The present invention relates to the detection of the phase and/or frequency of a signal, such as a received radio signal, relative to a known reference signal, as is more particularly concerned with a method and apparatus providing a digital indication of the detected phase or frequency of the received signal.
The instantaneous phase or the instantaneous frequency of an A.C. electrical signal or pulse train is often preferred to be directly available in digital form when subsequent numerical processing is to take place thereon with the aid of microcomputers or digital signal processing chips, for the purpose of, for example, demodulating a phase or frequency modulated radio signal.
Phase and frequency have a close mathematical relationship such that frequency is the time derivative of phase. If a device is available for digitizing phase, a digital representation of frequency can therefore under certain conditions be obtained by numerical differentiation of the phase using modulo 2Pi (circular) arithmetic subtraction. Alternatively, a frequency digitizing device under certain conditions may be used to generate a digital representation of phase by numerical reintegration using modulo 2Pi (circular) arithmetic addition. In both cases, success depends on an accurate mapping of the circular phase domain onto a circular digital domain or Galois field of the same 2Pi period. For example, if an 8-bit binary word is chosen to represent phase, the number range 0 to 256 must exactly match the phase range 0 to 2Pi radians so that the phase wrap-around over 2Pi is exactly represented by the wrap-around of the 8-bit binary word back to 0 upon incrementing 255 by 1.

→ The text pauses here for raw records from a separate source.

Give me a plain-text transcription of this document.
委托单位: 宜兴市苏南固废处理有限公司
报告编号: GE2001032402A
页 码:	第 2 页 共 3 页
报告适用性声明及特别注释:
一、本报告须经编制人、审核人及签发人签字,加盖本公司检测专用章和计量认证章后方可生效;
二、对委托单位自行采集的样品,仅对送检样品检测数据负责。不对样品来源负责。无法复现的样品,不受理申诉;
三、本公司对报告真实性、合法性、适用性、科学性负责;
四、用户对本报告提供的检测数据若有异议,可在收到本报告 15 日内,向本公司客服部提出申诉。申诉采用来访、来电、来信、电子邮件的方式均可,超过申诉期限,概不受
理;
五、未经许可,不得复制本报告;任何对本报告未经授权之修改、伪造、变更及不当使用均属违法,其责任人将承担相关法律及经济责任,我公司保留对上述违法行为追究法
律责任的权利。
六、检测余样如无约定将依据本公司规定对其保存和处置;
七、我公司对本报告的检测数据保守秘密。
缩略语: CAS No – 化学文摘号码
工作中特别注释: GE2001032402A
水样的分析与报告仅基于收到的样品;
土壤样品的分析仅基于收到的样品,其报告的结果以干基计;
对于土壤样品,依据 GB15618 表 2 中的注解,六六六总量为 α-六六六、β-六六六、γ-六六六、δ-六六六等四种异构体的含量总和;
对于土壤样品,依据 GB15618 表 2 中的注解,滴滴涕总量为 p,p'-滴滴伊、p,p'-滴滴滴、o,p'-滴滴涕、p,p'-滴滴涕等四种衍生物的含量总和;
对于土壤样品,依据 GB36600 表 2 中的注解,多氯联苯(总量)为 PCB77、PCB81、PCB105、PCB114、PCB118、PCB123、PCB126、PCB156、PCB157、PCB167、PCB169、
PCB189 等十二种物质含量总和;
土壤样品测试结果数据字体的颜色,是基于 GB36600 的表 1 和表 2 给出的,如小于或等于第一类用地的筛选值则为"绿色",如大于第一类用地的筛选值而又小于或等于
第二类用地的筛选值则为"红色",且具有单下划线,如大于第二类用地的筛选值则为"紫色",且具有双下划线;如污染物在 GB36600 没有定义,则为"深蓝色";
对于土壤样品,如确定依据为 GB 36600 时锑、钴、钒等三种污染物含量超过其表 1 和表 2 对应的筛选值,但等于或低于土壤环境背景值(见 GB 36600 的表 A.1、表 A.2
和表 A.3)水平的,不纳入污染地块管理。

A conventional method to digitize the phase of an A.C. electrical signal is to apply the signal first to a phase comparator along with a reference signal, the phase comparator thus producing an output voltage or current proportional to the phase difference between its inputs. This analog measure of the signal phase may then be applied to an analog-to-digital converter in order to generate the desired numerical value in the form of a digital code.
The above-mentioned method has certain drawbacks, apart from the need for analog circuit components. If the phase-to-voltage conversion factor of the phase comparator does not exactly match the voltage-to-code conversion factor of the A-to-D converter, an error occurs in the mapping of one circular domain to the other, which can become magnified in subsequent numerical processing such as differentiation.
A similarly conventional method of digitizing frequency by means of an analog frequency discriminator followed by an A-to-D converter suffers from a similar drawback. When the frequency is re-integrated to obtain phase, the results diverge from the true phase due to practical tolerances in the matching of the discriminator to the A-to-D converter.
When the input signal contains a significant amount of noise, there are a limited number of phase comparator circuits with a 2Pi range which function correctly. For example, it is not desirable to use a phase comparator which averages the phase of the signal over many cycles, as, in the region of the 0/360 degrees discontinuity where successive phases may alternate due to noise between just over 0 and just less than 360 degrees, such a circuit can produce completely wrong average result of 180 degrees. In order to solve this problem of averaging a circular quantity such as phase, its instantaneous value is required. Circular averaging may then be employed, which involves taking the sine and cosine of the phase angles, averaging those separately, and then computing the arctangent of the result.
An alternative solution to the modulo 2Pi problem for noisy signals is to use two phase comparators with their reference inputs offset by 90 degrees so that at least one of them lies far from the ambiguous region. A type of phase comparator is often chosen which produces an output voltage proportional to the sine of the phase difference between its inputs, the two quadrature comparator outputs then being a measure of the sine and cosine of phase angle, respectively. These signals are suitable directly for circular averaging. Then, after separate digitization of the averaged sine and cosine signals, the desired phase number may be obtained by a numerical arctangent operation. This so-called I,Q (In-phase and Quadrature) method, is quite complex, as it requires a number of analog components, two A-to-D conversions and a numerical arctangent operation.
A known method to produce a value representing the instantaneous frequency of a signal using purely digital logic elements is the so-called counter-discriminator method. This method entails directly counting the number of zero-crossings (or cycles) of the input signal which occur in a given time. After reading out the previous result, the digital counter is reset to zero and then proceeds again to count zero-crossing events of the input signal for a fixed time to produce the next number.
The problem associated with the counter-discriminator is the long count time needed to determine the frequency with precision. For example, if 1% measurement accuracy is required, the count time must span around 100 zero-crossings of the input signal. The rate at which new frequency measurements can then be generated is limited to around 1/100 of the signal frequency. Moreover, fluctuations of the signal frequency within the measurement period will not be seen.
The drawback associated with the digital counter-discriminator is partly due to the need to limit the timing resolution to whole cycles of the input signal. If fractional cycle resolution could be obtained, a given measurement accuracy can be reached in a shorter time. In digital period measurement, the duration of one or more whole cycles of the signal is measured by counting cycles of a much higher frequency clock, thus providing fractional cycle accuracy. The reciprocal of the period is a measure of the frequency.
In digital period measurement, occurrence of a signal zero-crossing causes the previous count to be read out of the counter before resetting it to zero. It then counts again until the next zero-crossing, at which point the new period measurement is read out, and so on.
The drawbacks associated with digital period measurement are the need for the reciprocal operation, and the fact that the period for which the measurement applies is not regular, but determined by the signal itself. This operation is referred to as natural sampling. It is more often desired to sample and digitize the signal at regular sampling intervals that are not a function of the possibly noisy or varying signal.